Samedi 24 juillet 2010, des Faucheurs volontaires ont, selon leurs termes, « neutralisé » des tournesols (l’Express Sun de Pioneer et l’Imeria CS Clearfield de BASF) situés dans deux parcelles, l’une à Sorigny, l’autre à Saint Branchs, en Indre-et-Loire, pour protester contre ces plantations tolérant des herbicides et considérées comme des OGM. Les Faucheurs volontaires, comme d’autres organisations opposées aux OGM, considèrent en effet que les plantes mutées sont des OGM cachés [1]. Or, ces plantes mutées sont exclues de la législation qui gère l’évaluation, l’étiquetage et la traçabilité des OGM. Et les plantes génétiquement modifiées ou mutées pour tolérer des herbicides sont de plus en plus décriées dans le monde, comme l’a rappelé récemment une expertise collective CNRS / Inra [2]. Les plantes adventices résistantes aux herbicides ont envahi les champs aux États-Unis, et les entreprises de biotechnologies n’ont rien à proposer si ce n’est la fuite en avant en vendant des OGM qui tolèrent d’autres herbicides plus toxiques, des doses plus importantes d’herbicides, ou un cocktail de ceux-ci [3].

En 2009, plusieurs actions avaient été menées par les Faucheurs volontaires pour dénoncer ce type de manipulation génétique [4].

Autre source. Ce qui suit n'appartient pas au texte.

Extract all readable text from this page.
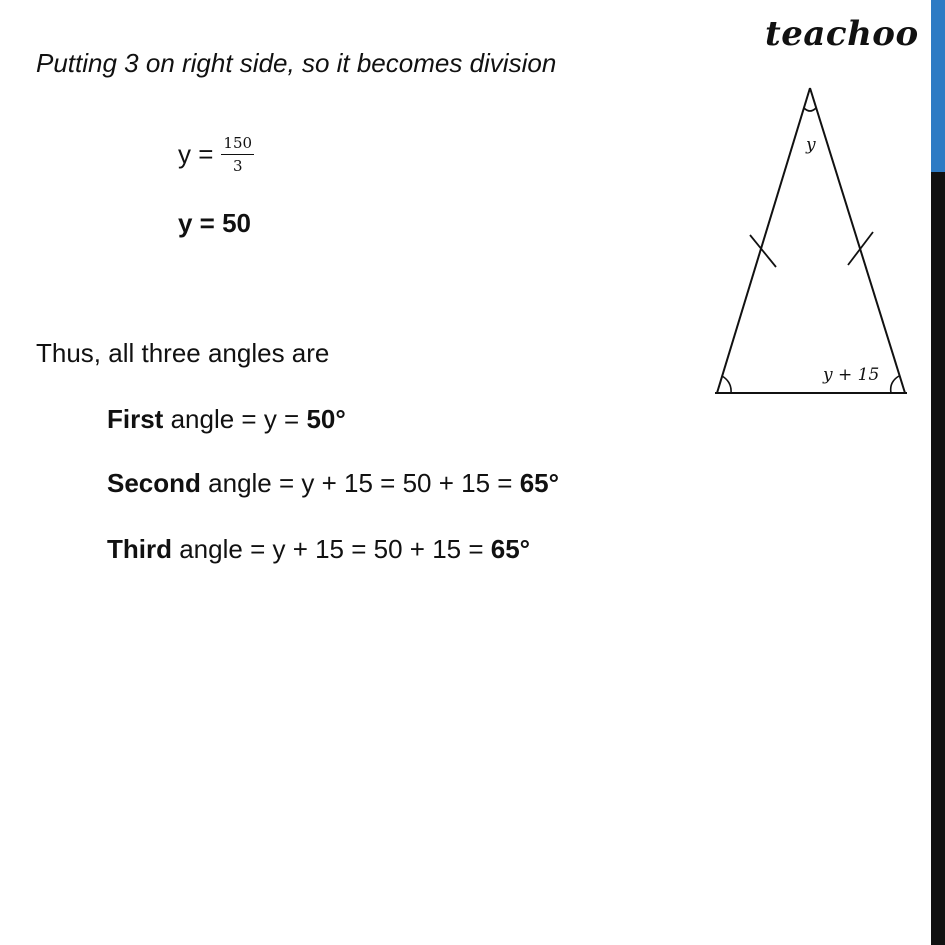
teachoo
Putting 3 on right side, so it becomes division
$y = \frac{150}{3}$
y = 50
Thus, all three angles are
First angle = y = 50°
Second angle = y + 15 = 50 + 15 = 65°
Third angle = y + 15 = 50 + 15 = 65°
y
y + 15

II – 2012 : première instance

Le 26 novembre 2012, s’est déroulé à Tour le procès de trois personnes inculpées suite à cette action. Cependant, cette dernière avait mobilisé 119 personnes dont 74 avaient demandé au juge d’être, elles aussi, jugées. Le juge, lors de cette première instance, avait refusé de prendre en compte la demande de ces « comparants volontaires ». L’action était collective et politique, ce que le Tribunal avait donc préféré ignorer en ne jugeant que trois personnes. Suite à ce refus, prévenus, avocats, comparants volontaires et témoins avaient quitté le tribunal, en guise de protestation.

Un des comparants volontaires nous avait relaté un moment comique de ce procès. Un des trois inculpés officiels, Bruno, n’ayant pas reçu sa convocation, n’était donc pas « officiellement » prévenu. Le président du Tribunal lui avait alors demandé s’il acceptait de comparaître volontairement, ce qu’il avait accepté… Mais il avait lui aussi quitté la salle quand le juge avait refusé les autres comparants volontaires.

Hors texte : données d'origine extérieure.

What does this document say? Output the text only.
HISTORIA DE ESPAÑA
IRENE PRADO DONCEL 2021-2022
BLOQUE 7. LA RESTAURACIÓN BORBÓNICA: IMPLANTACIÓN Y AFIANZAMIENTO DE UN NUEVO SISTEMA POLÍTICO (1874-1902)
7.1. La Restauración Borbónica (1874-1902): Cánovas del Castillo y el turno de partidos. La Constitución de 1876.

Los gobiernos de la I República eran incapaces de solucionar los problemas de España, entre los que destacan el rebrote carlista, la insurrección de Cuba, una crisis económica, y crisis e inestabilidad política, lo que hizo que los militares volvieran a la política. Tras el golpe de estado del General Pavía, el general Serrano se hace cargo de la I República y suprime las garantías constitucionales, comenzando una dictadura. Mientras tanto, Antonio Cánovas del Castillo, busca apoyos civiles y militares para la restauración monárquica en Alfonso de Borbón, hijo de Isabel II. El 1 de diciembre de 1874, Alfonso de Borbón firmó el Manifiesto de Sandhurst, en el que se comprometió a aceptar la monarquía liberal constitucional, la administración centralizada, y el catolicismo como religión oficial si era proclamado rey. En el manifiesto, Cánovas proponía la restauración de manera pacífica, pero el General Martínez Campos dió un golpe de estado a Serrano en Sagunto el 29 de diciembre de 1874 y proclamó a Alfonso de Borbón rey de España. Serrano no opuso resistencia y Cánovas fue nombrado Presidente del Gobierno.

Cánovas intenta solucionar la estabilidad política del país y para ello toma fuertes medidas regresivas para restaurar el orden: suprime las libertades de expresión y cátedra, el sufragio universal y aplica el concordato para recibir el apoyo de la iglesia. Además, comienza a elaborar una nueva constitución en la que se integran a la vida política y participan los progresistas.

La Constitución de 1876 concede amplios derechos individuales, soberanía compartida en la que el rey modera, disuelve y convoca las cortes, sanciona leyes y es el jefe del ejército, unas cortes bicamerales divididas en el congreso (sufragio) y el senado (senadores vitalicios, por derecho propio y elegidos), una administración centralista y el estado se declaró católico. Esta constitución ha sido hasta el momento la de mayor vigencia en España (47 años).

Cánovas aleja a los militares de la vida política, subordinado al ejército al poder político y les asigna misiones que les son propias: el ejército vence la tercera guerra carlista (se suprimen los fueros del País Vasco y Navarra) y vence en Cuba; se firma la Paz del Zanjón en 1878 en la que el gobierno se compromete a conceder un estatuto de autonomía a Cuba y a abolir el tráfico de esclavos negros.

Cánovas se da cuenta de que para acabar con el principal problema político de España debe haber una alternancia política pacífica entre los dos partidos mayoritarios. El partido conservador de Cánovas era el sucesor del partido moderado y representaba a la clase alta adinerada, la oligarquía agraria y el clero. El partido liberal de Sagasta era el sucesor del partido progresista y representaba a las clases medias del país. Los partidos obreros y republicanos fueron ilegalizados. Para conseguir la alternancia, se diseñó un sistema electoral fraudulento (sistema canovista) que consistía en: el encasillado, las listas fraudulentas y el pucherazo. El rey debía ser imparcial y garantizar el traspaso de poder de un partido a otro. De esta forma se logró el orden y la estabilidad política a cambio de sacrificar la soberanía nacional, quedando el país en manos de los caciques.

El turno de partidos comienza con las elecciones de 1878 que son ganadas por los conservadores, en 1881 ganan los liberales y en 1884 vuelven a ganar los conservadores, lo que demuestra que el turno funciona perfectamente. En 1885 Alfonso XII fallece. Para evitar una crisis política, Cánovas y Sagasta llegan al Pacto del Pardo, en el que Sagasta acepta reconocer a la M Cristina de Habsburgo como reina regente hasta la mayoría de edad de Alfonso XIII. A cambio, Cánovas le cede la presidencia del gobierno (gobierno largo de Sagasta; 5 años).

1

Le procureur de la République avait requis, à l’encontre des trois prévenus, trois mois de prison avec sursis, 3000 et 4000 euros de dommages et intérêts en faveur des deux agriculteurs dont les parcelles avaient été détruites et 1000 euros de frais de justice. Il avait aussi requis 350 euros pour chaque témoin qui avait quitté le procès [5].

III – 2013 : délibéré : deux faucheurs sur trois condamnés

Le 25 février 2013, le tribunal de Tours, dans son délibéré, condamnait deux faucheurs volontaires, Fabien Houyez et Bruno Stree, à trois mois de prison avec sursis et 5 000 euros (au total) au titre de dommages et intérêts et préjudices moraux à payer aux agriculteurs dont les parcelles avaient été fauchées. Le troisième inculpé, André Puygrenier, avait été relaxé, le Tribunal n’ayant pas pu « établir avec certitude sa participation matérielle aux faits » car « sa seule revendication d’y avoir participé […] ne saurait pas (…) suffire » [6].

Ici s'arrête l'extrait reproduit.